Rockland County Deficit Projected To Reach Zero by End of Fiscal Year

Budget Director Steve Grogan, Finance Commissioner Stephen DeGroat and Rockland County Executive Ed Day

Rockland County Executive Ed Day announced Monday that the county’s deficit fund balance that totaled $138 million four years ago is projected to be paid off by the end of fiscal 2017, according to an audit.

“We have gone from $138 million deficit to zero in four years without raising taxes,” the County Executive said. “It’s a near-miraculous turnaround of a county that was on the brink of fiscal collapse.”

The Legislature’s outside auditors, Marks Paneth, presented the County’s 2016 audit to the Legislature at its budget review meeting Thursday night, Nov. 2.

Rockland Finance Commissioner Stephen DeGroat and Budget Director Steve Grogan reviewed the audit Fridayand Day made the results public Monday.

According to the audit, in 2015 the deficit fund balance was $16 million.
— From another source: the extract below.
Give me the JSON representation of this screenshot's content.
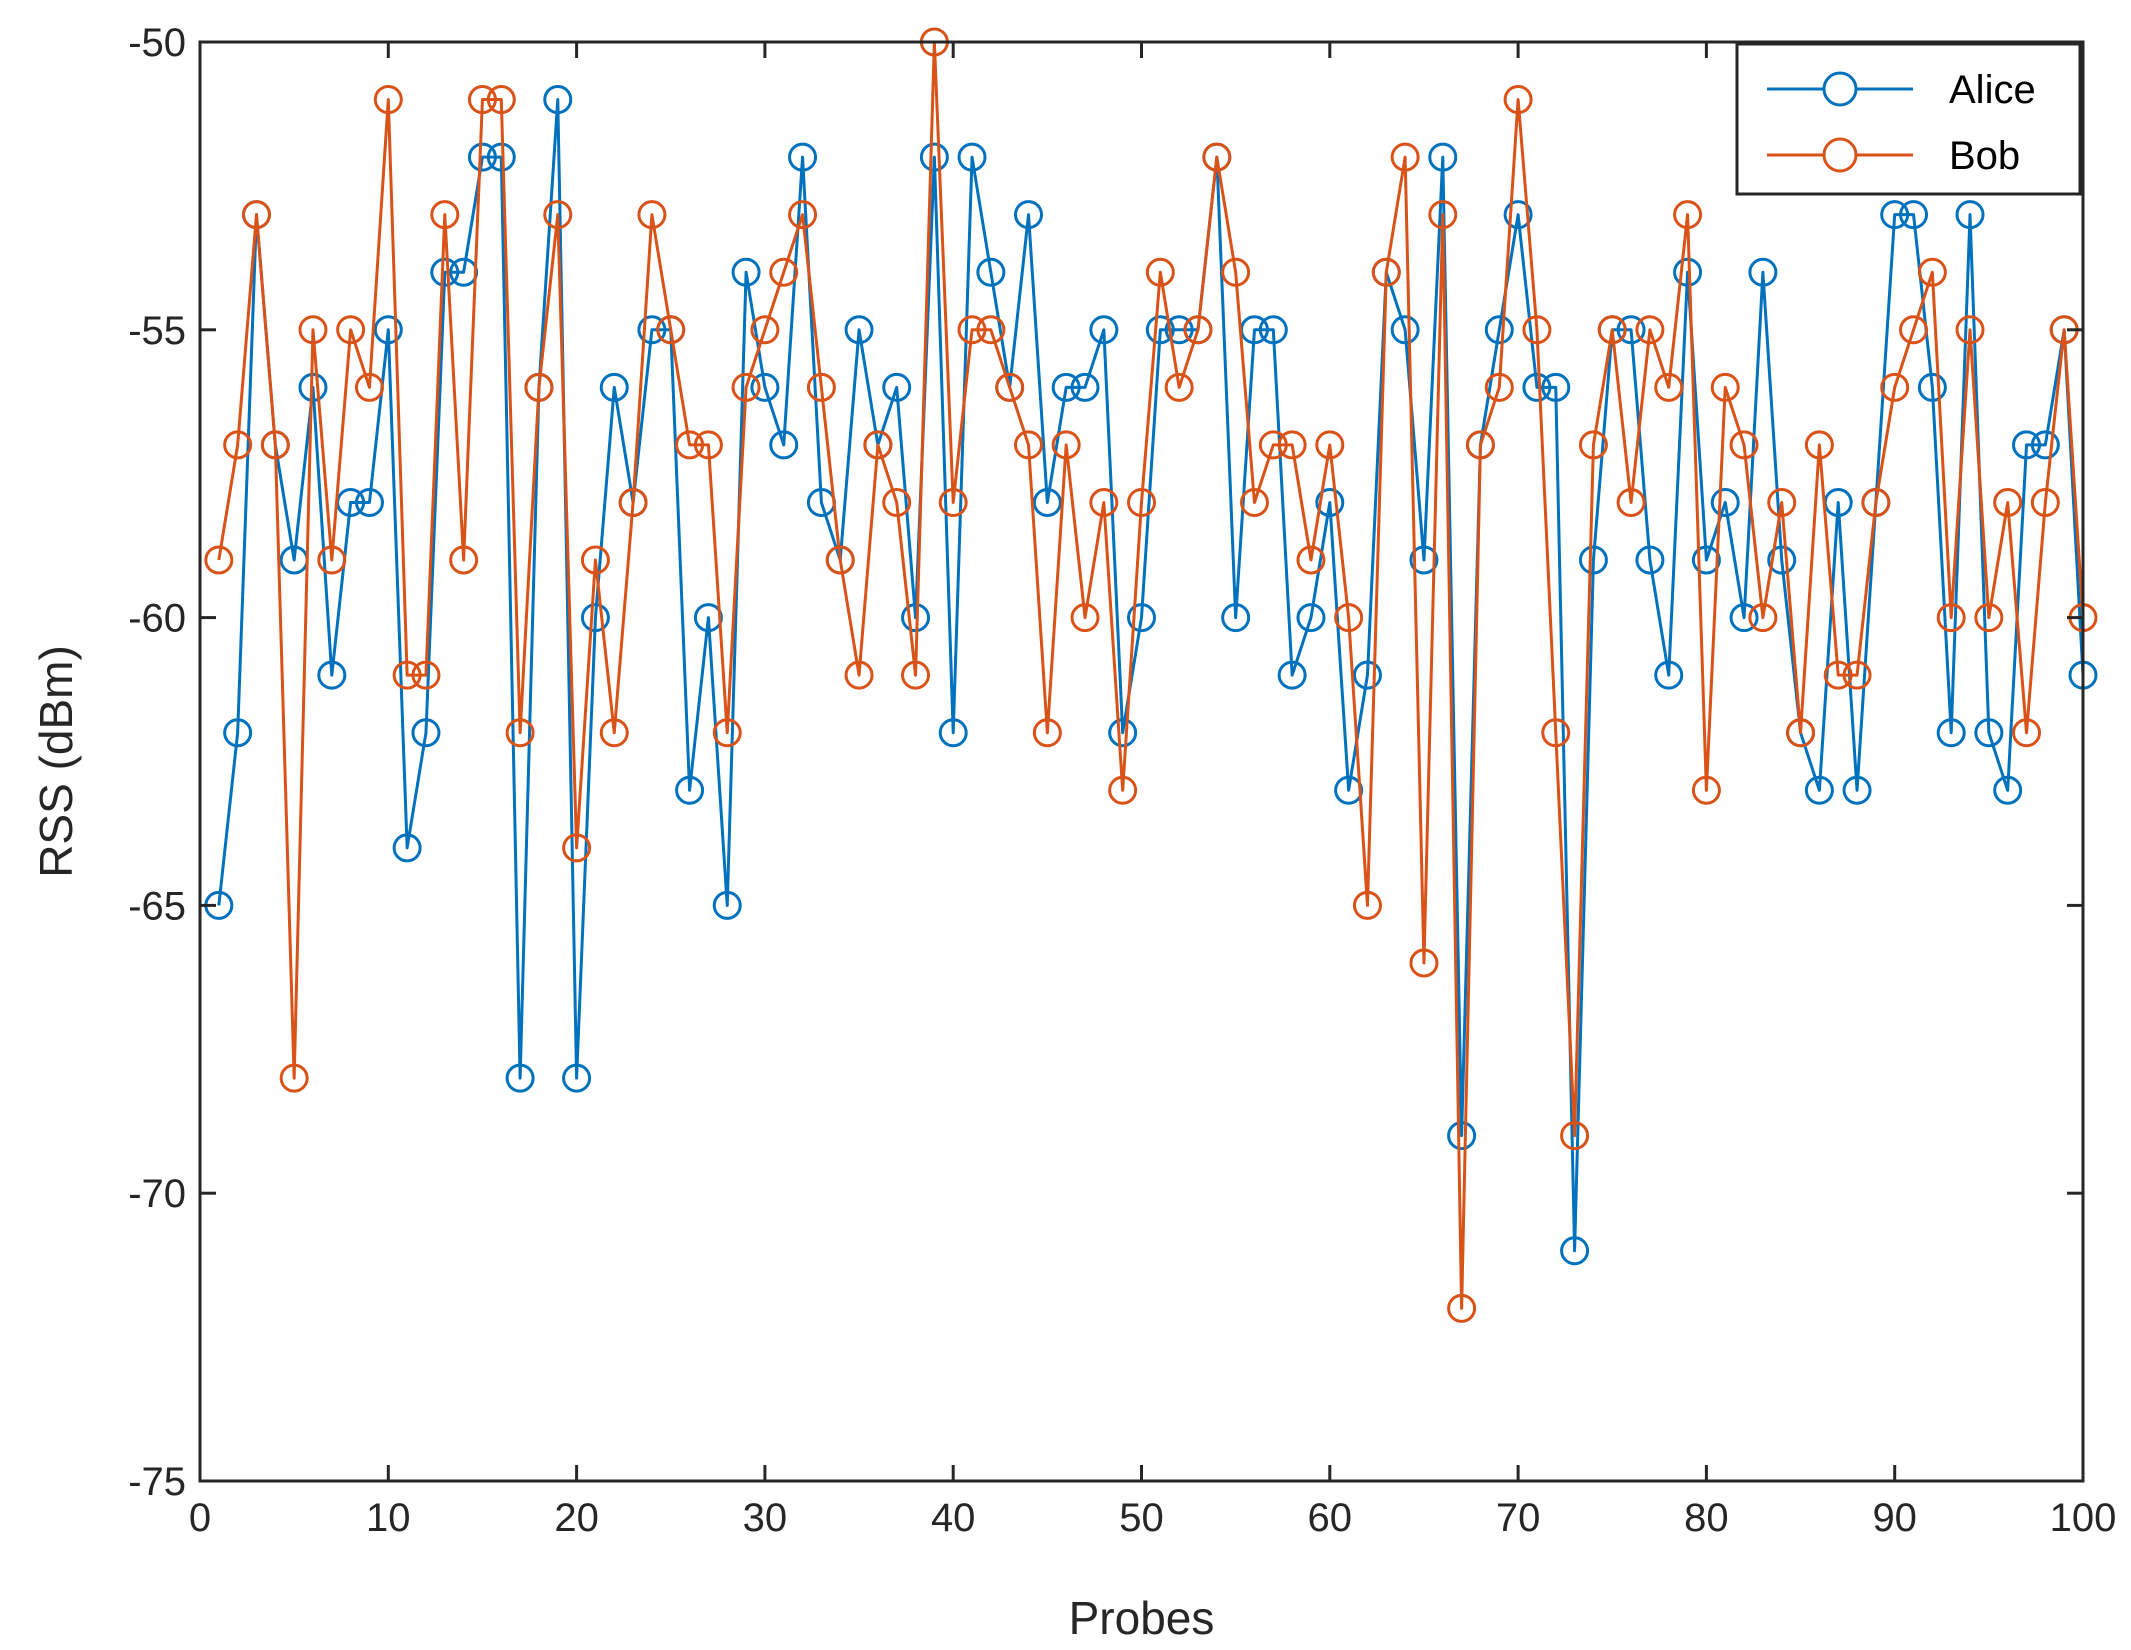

By 2016 it was reduced to $4 million.

“We have turned around our finances without raising your taxes beyond the state property tax cap,” Day said. “We stopped the endless tax-and-spend cycle that brought us double-digit tax increases and a massive deficit.”
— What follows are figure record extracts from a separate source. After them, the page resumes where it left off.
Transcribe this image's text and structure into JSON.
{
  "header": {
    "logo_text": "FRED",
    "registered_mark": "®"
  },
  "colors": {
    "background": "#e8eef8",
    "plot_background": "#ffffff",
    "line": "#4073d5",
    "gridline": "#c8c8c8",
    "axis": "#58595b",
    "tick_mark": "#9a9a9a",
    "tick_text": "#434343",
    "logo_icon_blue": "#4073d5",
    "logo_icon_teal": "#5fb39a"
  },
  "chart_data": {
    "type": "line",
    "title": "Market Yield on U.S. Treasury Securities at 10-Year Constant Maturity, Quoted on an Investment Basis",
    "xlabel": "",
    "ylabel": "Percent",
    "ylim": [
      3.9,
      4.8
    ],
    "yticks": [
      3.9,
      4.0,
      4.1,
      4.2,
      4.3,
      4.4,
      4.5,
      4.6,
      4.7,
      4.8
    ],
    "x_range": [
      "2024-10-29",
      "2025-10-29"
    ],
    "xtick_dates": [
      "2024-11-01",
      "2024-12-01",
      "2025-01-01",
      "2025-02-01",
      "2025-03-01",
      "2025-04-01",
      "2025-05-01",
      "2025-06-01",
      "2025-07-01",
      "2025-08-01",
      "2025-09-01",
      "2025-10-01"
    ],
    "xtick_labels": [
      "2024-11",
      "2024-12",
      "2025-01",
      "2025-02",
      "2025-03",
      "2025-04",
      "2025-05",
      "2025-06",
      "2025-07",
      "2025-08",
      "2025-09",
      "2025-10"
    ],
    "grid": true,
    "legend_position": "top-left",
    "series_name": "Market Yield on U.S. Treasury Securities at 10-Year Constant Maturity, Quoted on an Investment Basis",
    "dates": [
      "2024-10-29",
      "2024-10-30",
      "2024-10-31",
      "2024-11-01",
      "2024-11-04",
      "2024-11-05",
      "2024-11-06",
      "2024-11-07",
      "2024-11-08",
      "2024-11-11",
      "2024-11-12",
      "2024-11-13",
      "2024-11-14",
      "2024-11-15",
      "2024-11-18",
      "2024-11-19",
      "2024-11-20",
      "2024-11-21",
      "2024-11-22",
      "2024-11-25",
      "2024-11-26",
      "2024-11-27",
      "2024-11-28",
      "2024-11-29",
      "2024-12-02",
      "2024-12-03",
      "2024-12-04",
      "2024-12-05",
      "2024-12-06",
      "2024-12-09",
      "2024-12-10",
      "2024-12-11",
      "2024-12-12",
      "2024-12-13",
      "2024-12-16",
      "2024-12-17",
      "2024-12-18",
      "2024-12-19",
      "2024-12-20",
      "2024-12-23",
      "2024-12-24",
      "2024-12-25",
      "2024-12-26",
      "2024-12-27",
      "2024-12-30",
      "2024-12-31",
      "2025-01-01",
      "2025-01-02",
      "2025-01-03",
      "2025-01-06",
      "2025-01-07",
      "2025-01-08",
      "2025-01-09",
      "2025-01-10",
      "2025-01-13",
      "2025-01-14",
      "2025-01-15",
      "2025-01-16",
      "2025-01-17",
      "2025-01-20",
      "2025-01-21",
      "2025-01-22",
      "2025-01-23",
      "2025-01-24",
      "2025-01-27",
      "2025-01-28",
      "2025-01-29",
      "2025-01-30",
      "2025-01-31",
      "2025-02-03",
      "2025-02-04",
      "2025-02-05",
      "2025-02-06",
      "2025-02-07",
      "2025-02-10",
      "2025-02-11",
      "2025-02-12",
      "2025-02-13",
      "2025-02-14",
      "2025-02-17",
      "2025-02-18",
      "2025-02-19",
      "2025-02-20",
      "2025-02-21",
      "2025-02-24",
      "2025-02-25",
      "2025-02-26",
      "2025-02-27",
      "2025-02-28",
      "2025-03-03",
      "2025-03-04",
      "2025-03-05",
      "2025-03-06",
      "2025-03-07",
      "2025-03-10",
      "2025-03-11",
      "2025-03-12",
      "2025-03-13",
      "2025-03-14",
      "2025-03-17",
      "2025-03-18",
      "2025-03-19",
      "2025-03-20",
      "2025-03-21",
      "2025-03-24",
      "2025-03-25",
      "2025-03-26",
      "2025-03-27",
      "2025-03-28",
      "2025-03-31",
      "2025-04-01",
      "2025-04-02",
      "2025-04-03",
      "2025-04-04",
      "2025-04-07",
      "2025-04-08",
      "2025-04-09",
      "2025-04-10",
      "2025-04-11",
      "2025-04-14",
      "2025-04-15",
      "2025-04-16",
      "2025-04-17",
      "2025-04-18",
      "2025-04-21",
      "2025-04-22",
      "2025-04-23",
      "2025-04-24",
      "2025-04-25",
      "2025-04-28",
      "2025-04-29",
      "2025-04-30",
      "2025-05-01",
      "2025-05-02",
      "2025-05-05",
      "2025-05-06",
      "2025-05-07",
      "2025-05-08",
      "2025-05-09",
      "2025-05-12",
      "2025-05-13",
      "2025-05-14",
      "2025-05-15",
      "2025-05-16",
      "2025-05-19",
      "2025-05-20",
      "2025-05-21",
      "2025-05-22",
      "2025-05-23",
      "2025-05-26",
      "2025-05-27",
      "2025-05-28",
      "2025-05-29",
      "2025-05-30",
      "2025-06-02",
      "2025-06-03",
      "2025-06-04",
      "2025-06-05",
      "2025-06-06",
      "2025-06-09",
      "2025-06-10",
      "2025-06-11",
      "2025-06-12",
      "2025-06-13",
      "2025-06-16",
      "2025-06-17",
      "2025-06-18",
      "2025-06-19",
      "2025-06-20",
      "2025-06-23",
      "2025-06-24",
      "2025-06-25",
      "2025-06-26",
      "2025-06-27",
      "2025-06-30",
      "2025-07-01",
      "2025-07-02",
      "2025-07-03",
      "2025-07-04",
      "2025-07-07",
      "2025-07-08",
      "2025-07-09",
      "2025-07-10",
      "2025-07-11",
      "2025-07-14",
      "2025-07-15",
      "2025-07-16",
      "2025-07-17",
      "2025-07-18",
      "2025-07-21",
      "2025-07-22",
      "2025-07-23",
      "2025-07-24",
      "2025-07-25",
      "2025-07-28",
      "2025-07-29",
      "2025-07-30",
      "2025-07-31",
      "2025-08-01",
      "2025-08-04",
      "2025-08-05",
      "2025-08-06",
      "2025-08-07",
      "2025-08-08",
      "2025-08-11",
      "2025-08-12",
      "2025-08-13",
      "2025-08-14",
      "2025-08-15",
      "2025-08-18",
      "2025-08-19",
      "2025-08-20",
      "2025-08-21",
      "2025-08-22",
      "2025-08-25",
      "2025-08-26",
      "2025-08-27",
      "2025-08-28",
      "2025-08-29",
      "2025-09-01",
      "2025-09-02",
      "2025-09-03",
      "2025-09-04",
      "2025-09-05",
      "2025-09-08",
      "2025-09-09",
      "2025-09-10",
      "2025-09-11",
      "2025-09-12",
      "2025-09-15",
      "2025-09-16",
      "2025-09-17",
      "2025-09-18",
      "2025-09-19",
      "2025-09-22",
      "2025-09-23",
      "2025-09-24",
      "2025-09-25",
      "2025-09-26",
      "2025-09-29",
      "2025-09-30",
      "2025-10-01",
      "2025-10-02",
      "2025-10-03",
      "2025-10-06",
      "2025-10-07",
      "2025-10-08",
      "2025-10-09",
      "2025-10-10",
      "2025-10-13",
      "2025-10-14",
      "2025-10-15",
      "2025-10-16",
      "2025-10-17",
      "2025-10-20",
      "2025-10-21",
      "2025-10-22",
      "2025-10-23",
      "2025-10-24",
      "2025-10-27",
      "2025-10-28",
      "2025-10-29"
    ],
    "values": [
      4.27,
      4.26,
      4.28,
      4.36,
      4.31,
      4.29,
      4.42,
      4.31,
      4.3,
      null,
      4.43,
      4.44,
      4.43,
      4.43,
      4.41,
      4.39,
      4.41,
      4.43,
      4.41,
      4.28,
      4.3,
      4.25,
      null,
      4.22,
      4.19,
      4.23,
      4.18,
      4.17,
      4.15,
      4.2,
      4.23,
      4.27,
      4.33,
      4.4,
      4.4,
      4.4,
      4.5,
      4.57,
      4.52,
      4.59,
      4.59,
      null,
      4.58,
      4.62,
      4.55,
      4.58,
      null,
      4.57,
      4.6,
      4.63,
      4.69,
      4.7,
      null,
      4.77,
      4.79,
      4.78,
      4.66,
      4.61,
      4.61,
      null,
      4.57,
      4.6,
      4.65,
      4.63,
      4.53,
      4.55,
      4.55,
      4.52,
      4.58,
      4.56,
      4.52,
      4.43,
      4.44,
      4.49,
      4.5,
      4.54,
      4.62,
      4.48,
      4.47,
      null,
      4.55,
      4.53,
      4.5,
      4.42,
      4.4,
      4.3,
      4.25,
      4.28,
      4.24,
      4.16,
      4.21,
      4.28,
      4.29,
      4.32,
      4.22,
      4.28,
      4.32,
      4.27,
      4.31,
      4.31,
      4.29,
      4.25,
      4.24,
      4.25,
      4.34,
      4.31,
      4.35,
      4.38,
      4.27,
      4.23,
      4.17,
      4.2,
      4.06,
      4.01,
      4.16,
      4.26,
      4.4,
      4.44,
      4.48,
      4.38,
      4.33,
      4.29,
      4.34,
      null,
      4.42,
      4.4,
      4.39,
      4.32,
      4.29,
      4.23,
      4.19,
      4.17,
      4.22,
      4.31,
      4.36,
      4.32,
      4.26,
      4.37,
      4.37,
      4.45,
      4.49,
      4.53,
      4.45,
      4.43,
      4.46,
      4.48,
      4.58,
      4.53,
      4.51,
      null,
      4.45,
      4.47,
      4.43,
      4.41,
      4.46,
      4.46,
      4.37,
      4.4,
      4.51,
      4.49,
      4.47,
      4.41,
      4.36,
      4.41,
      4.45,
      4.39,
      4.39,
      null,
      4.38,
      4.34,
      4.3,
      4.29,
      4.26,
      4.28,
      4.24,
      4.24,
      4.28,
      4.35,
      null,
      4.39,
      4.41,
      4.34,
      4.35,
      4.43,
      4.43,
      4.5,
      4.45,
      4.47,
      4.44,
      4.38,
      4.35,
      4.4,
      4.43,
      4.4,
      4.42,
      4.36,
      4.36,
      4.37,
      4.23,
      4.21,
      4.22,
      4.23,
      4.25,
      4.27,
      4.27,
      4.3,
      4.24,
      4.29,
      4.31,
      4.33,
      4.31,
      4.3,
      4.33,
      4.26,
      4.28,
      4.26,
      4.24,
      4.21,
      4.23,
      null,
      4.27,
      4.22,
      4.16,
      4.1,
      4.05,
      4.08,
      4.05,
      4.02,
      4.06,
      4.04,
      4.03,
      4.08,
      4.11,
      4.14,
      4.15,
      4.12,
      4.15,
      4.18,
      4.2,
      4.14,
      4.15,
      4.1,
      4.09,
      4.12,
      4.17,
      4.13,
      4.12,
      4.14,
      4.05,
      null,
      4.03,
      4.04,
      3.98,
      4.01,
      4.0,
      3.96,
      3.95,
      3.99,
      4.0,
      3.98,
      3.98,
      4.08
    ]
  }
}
The county is continuing to pay off the $96 million deficit bond – the ‘Sins of the Past’ – at a rate of $13.2 million per year, Day said.

Day urged the Legislature to authorize the sale of the county-owned Sain building for $4.51 million so that the proceeds could be put toward settling union contracts with county workers.

“I implore the Legislature to take this action, to be a partner in the turnaround of Rockland County,” he said.

Wiping out the deficit that Day inherited has helped Rockland County’s overall financial picture.

“Our bonds are now rated A minus, our fifth consecutive bond upgrade since I took office,” Day said. “We have gone from near junk bond status to the A category in just three years.”

The improved bond rating helps taxpayers because it allows the county to borrow money to fund capital projects at a lower cost.

Rockland County has saved between $3 to $5 million in debt service since 2014.

“That is equivalent to a 3 to 5 percent property tax increase that did not happen due to our fiscal responsibility,” Day said. “Think about it – that is 3 to 5 percent a year that your property taxes did not go up.”

Rockland County’s financial turnaround has earned the trust of the financial markets, which are willing to pay a premium to invest.

“What it all comes down to is careful management and planning,” Day said. “I treat your tax dollars like they are my own.”